After multiple imputation for missing data there was an increase in the magnitude of the association between antihypertensive therapy and MI or CABG/angioplasty [aOR 15.91 (95% CI 7.65, 33.12; p < 0.001) and aOR 21.90 (95% CI 9.79, 48.99; p < 0.001) respectively] and HDL-cholesterol was no longer significantly associated with CABG/angioplasty [aOR 0.45 (95% CI 0.19, 1.08; p 0.072)] (Additional file 3: Table S1).
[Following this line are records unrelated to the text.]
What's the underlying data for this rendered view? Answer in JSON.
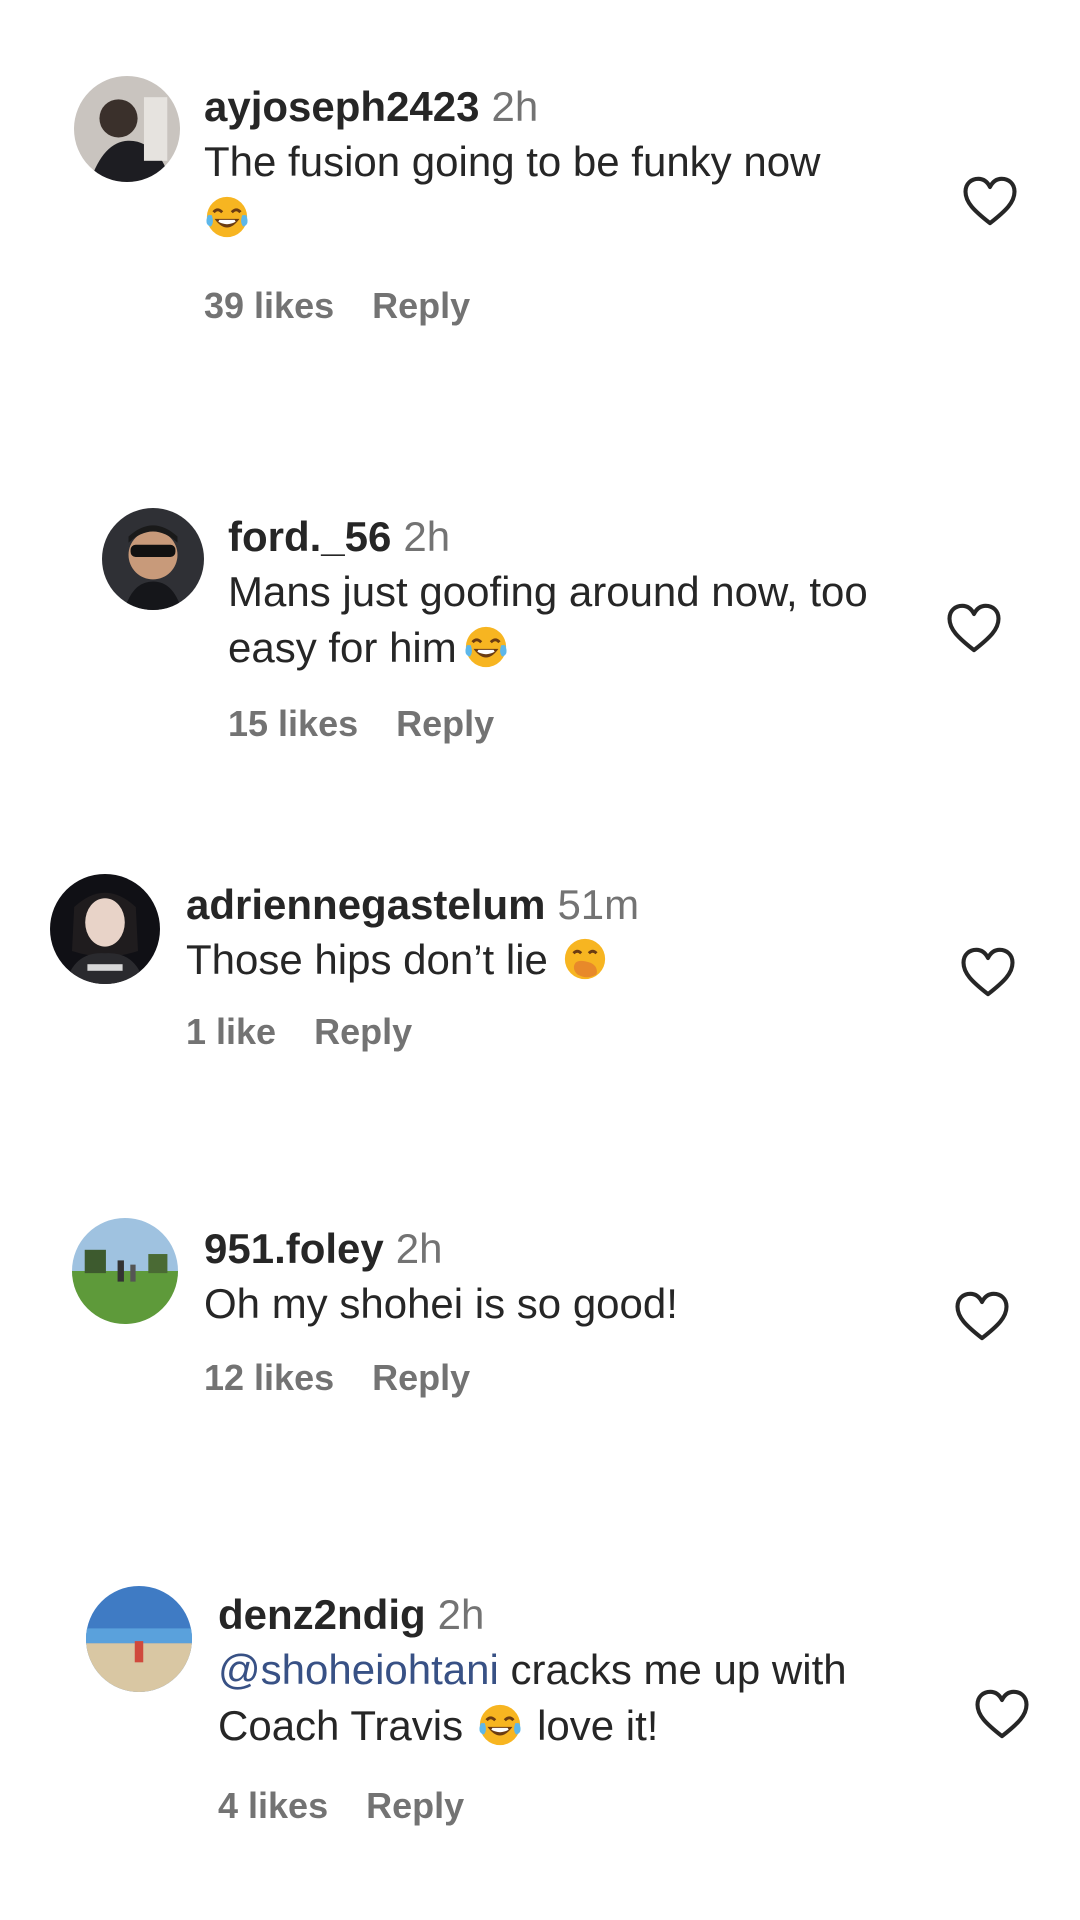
{
  "comments": [
    {
      "username": "ayjoseph2423",
      "time": "2h",
      "text": "The fusion going to be funky now",
      "likes": "39 likes",
      "reply": "Reply",
      "emoji": "tears-of-joy-emoji"
    },
    {
      "username": "ford._56",
      "time": "2h",
      "text": "Mans just goofing around now, too easy for him",
      "likes": "15 likes",
      "reply": "Reply",
      "emoji": "tears-of-joy-emoji"
    },
    {
      "username": "adriennegastelum",
      "time": "51m",
      "text": "Those hips don’t lie",
      "likes": "1 like",
      "reply": "Reply",
      "emoji": "face-with-hand-over-mouth-emoji"
    },
    {
      "username": "951.foley",
      "time": "2h",
      "text": "Oh my shohei is so good!",
      "likes": "12 likes",
      "reply": "Reply"
    },
    {
      "username": "denz2ndig",
      "time": "2h",
      "mention": "@shoheiohtani",
      "text_before_emoji": "cracks me up with Coach Travis",
      "text_after_emoji": "love it!",
      "likes": "4 likes",
      "reply": "Reply",
      "emoji": "tears-of-joy-emoji"
    }
  ],
  "colors": {
    "text": "#262626",
    "secondary": "#737373",
    "mention": "#385185"
  },
  "icons": {
    "like": "heart-outline-icon"
  }
}
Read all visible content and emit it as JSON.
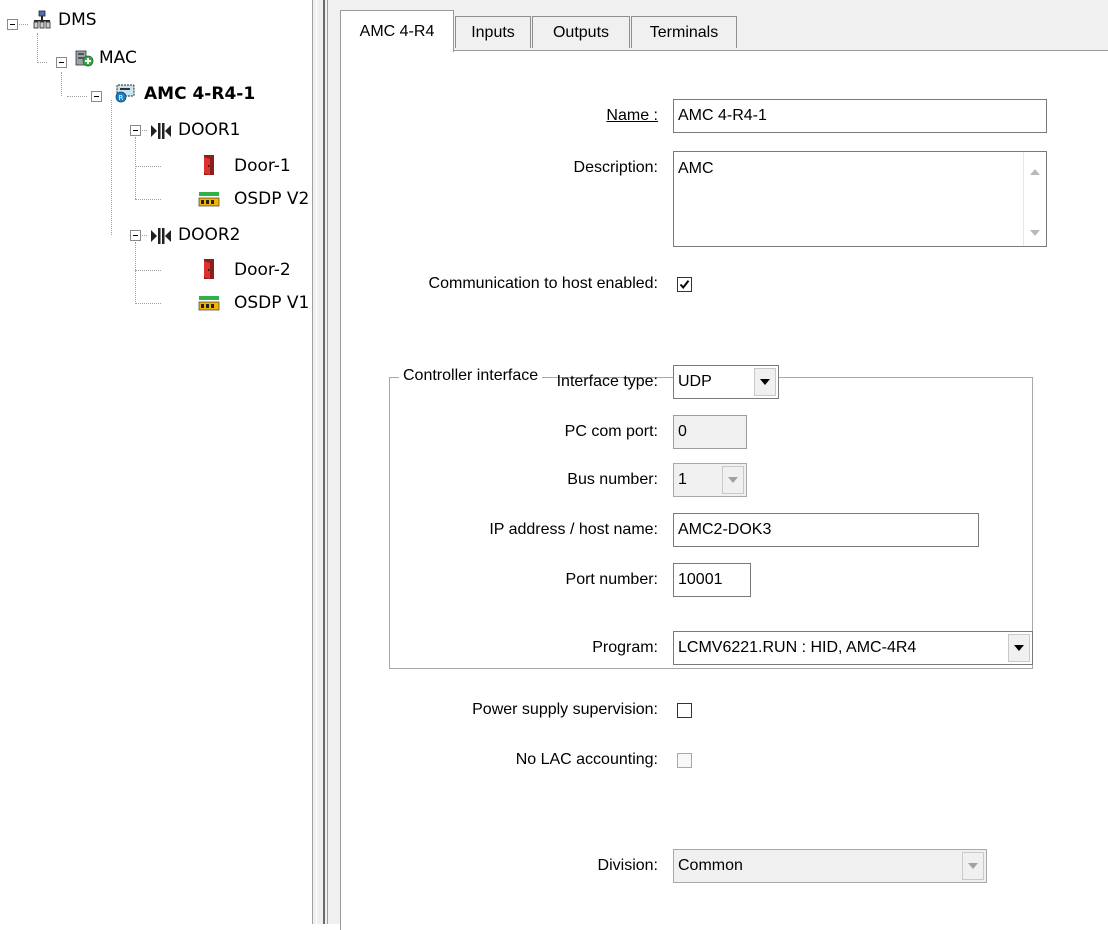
{
  "tree": {
    "root": "DMS",
    "mac": "MAC",
    "controller": "AMC 4-R4-1",
    "door1": "DOOR1",
    "door1_entrance": "Door-1",
    "door1_reader": "OSDP V2",
    "door2": "DOOR2",
    "door2_entrance": "Door-2",
    "door2_reader": "OSDP V1"
  },
  "tabs": [
    "AMC 4-R4",
    "Inputs",
    "Outputs",
    "Terminals"
  ],
  "form": {
    "name_label": "Name :",
    "name_value": "AMC 4-R4-1",
    "description_label": "Description:",
    "description_value": "AMC",
    "comm_label": "Communication to host enabled:",
    "comm_checked": true,
    "group_title": "Controller interface",
    "interface_type_label": "Interface type:",
    "interface_type_value": "UDP",
    "pc_com_port_label": "PC com port:",
    "pc_com_port_value": "0",
    "bus_number_label": "Bus number:",
    "bus_number_value": "1",
    "ip_label": "IP address / host name:",
    "ip_value": "AMC2-DOK3",
    "port_label": "Port number:",
    "port_value": "10001",
    "program_label": "Program:",
    "program_value": "LCMV6221.RUN : HID, AMC-4R4",
    "power_label": "Power supply supervision:",
    "power_checked": false,
    "lac_label": "No LAC accounting:",
    "lac_checked": false,
    "division_label": "Division:",
    "division_value": "Common"
  }
}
In the study population, the estimated proportions of CVD attributable to diabetes duration ≥ 20 years, use of antihypertensive therapy and smoking were 6.5% (95% CI 1.4, 11.6), 5.1% (95% CI 0.9, 9.3) and 3.9% (95% CI 1.0, 6.7), respectively. The estimated proportion of PVD attributable to presence of retinopathy was 2.7% (95% CI 0.2, 5.2). The estimated proportions of MI or CABG/angioplasty attributable to use of antihypertensive therapy were 4.8% (95% CI 1.8, 7.8) and 11.2% (95% CI 5.0, 17.5), respectively (Additional file 6: Table S4).